7. The step c) is performed by first individualizing all relative maxima of the binary sequence and selecting the one with the largest binary value. The method of claim 2.

8. INF and SUP are respectively the minimum value and the maximum value of the pitch of human voice, and the interval used in the step d) corresponds to [INF ... min (SUP, n + R)]. The method of claim 2.

9. A method for checking whether said first time interval is a voice time interval, the method comprising: a) controlling the energy of the voice signal so as not to exceed a first threshold of such interval.

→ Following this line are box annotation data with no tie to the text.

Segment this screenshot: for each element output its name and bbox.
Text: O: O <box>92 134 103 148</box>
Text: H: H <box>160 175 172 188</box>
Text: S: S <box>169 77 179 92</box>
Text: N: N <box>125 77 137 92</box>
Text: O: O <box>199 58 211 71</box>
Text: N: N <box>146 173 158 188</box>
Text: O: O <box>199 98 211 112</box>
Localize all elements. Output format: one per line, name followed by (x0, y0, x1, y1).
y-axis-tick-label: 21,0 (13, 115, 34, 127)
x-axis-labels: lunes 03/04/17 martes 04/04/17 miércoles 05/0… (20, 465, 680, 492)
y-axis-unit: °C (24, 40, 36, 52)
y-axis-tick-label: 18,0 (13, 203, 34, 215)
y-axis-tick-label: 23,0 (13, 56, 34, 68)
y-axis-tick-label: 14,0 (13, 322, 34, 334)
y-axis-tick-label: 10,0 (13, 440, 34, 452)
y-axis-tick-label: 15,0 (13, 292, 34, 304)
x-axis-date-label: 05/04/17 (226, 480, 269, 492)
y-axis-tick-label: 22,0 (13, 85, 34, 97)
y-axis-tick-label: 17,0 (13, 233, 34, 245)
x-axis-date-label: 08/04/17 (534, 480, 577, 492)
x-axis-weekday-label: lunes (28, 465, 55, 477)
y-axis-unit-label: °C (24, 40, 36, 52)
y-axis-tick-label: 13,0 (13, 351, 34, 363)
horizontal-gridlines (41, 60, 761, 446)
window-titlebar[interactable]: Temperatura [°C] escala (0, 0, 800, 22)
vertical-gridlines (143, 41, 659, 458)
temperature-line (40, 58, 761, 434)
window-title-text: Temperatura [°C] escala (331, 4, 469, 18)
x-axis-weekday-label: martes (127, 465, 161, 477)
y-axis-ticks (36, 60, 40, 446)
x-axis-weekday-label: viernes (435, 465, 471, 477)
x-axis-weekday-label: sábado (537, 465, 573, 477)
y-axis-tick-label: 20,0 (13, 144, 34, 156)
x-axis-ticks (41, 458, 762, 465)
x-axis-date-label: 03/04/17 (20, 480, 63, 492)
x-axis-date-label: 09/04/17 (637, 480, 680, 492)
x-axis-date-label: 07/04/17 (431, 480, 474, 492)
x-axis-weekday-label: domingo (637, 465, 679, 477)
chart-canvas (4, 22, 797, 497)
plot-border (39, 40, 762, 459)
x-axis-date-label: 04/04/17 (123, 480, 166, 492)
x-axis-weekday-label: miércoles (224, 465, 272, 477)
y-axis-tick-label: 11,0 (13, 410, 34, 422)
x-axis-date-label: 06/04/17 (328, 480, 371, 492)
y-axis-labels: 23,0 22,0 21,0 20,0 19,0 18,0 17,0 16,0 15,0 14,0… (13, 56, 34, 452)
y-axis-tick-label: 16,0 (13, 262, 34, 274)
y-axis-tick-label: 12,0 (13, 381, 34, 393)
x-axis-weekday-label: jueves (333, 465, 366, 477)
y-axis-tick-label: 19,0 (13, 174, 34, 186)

To determine if it is of the silence type by: b) for each subinterval of such a predetermined length of the interval, the absolute energy of the audio signal does not exceed a second threshold, At the same time, it is confirmed whether the voice signal is of a non-voice type by controlling the energy of the voice signal so that it does not exist at a plurality of instants that are larger than a third threshold value,
3. Method according to claim 2, characterized in that the check has a positive result if the confirmation of both steps a) and b) has a negative result.

10. System for speech recognition, characterized in that pitch evaluation is performed by the method according to any one of claims 1-9.